Separation of tumour ROI TACs

A test example of the tumour ROI TACs (averaged over 20 different noise realisations) extracted from the separated single-tracer activity images using different separation methods is demonstrated in Fig. 12. Tumour ROI TACs extracted from single-tracer noise-free MLEM were used as references (see the dashed lines in Fig. 12). When considering the results obtained from the single-tracer noisy MLEM, the tumour ROI TACs closely matched the reference TACs. However, in dual-tracer separation, the tumour ROI TACs obtained from the v-MTCM separation failed to align with the references accurately due to the noise in the images, the short time-delayed interval between two tracer injections, and the local minimum solution [17, 37]. While the introduction of a 3 mm FWHM Gaussian kernel on the separated images obtained from v-MTCM can reduce the noise level at the voxel level (see earlier Subsection "Separated image quality"), the performance of the separated tumour ROI TACs was notably worse compared to those obtained using v-MTCM. This is primarily because post-smoothing introduces bias on the separated images. The performance of the separated tumour ROI TACs using IS-F4D was even more compromised due to the non-unique solution of the optimization problem. While the pure data-driven CED method successfully reduced noise in the separated activity images at the voxel level, it leads to non-smooth separated tumour ROI TACs. The separated tumour ROI TACs obtained with the proposed deep network are closer to the reference TACs compared to those obtained by the other methods. In addition, the sum of the separated tumour ROI TACs with the proposed method (highlighted by a solid black line) aligns with the reference dual-tracer tumour ROI TAC (highlighted in a dashed black line), indicating that the proposed method effectively separates the dual-tracer signals while preserving data consistency.

Fig. 12
figure 12

A test example of mean TACs (over 20 noise realisations) extracted from the tumour ROI in the separated single-tracer activity images for FDG and MET, respectively

Figure 13 shows, on average, the single-tracer noisy MLEM achieved \({\sim }12\%\) and \({\sim }7\%\) \(\text {NRMSE}_\text {TAC}^\text {TM}\) for FDG and MET, respectively. The \(\text {NRMSE}_\text {TAC}^\text {TM}\) values of v-MTCM were slightly higher than those of the single-tracer noisy MLEM, resulting in \({\sim }14\%\) for FDG and \({\sim }10\%\) for MET. Higher \(\text {NRMSE}_\text {TAC}^\text {TM}\) values were found with v-MTCM+FWHM (3 mm), IS-F4D and the CED when compared to the v-MTCM method.

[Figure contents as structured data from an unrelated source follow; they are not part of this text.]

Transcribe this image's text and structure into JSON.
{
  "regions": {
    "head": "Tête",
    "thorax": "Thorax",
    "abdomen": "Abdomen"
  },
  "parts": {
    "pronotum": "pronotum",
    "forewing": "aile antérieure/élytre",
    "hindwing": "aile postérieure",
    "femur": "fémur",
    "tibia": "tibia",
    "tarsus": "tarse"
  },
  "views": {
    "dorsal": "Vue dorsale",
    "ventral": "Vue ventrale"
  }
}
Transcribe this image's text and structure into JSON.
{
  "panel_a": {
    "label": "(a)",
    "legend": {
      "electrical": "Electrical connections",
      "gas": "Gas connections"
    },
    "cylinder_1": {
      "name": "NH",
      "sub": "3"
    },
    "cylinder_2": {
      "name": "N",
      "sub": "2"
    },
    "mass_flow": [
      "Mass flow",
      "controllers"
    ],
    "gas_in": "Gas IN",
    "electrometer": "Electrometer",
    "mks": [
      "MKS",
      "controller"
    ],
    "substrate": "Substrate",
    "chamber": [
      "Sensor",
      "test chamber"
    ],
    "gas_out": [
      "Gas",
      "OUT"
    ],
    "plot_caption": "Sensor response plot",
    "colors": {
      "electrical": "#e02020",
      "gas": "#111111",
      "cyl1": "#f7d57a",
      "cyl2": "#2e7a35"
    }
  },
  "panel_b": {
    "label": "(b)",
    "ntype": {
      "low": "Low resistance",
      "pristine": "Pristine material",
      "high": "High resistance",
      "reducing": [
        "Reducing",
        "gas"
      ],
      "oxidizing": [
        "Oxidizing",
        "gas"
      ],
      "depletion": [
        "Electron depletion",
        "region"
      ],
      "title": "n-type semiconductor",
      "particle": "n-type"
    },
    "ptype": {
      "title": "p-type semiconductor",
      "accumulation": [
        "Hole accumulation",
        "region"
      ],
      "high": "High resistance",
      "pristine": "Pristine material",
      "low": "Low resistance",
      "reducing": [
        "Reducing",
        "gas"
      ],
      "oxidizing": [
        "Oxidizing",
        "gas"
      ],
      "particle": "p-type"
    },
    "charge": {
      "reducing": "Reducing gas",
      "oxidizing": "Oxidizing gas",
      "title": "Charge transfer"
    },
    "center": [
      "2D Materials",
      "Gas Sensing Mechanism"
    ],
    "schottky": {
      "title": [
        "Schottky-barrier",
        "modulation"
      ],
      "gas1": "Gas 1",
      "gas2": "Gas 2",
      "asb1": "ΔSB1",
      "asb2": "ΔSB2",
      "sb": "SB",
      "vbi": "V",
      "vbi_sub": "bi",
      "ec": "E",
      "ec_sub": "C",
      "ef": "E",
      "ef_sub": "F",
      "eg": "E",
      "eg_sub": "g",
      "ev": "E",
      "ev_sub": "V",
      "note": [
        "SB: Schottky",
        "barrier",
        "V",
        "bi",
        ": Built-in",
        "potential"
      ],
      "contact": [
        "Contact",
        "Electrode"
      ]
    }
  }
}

The proposed kinetic model-informed unrolled deep network achieved lower \(\text {NRMSE}_\text {TAC}^\text {TM}\) in comparison to the two model-based methods and the CED. However, it is noteworthy that the single-tracer noisy MLEM still exhibited better performance with lower \(\text {NRMSE}_\text {TAC}^\text {TM}\) (by comparing the median) for both FDG (\(\sim\)0.7%) and MET (\(\sim\)2%), compared to the proposed method.

Fig. 13
figure 13

NRMSE of the tumour ROI TACs (\(\text {NRMSE}_\text {TAC}^\text {TM}\)) extracted from the separated single-tracer activity images (over 10 test examples, each with 20 different noise realisations) for FDG and MET, respectively. The yellow dashed lines indicate the median of the boxplots for the tumour ROI TACs extracted from the single-tracer noisy MLEM activity images

Discussion

This work proposes a kinetic model-informed DL-based method that incorporates a general kinetic model based on spectral analysis with the unrolled image-space version of the fully 4D method to separate dual-tracer [\(^{18}\)F]FDG+[\(^{11}\)C]MET activity images into single-tracer activity images without the need for any AIFs to be known or supplied to the method. Compared to the model-based methods (v-MTCM and IS-F4D), the proposed kinetic model-informed method can substantially reduce both the bias and SD of the separated activity images, as shown in Fig. 6. Compared to the pure data-driven CED method [37], which trains an over-parameterized neural network with a weak inductive prior for separation, the proposed method embeds a stronger inductive prior, i.e., the kinetic model, into the unrolled deep network for separation, resulting in even lower bias and SD with less training data. In addition, the bias level of the proposed method is comparable to the results obtained from single-tracer data using v-STCM in the separated activity image sequences for both FDG and MET.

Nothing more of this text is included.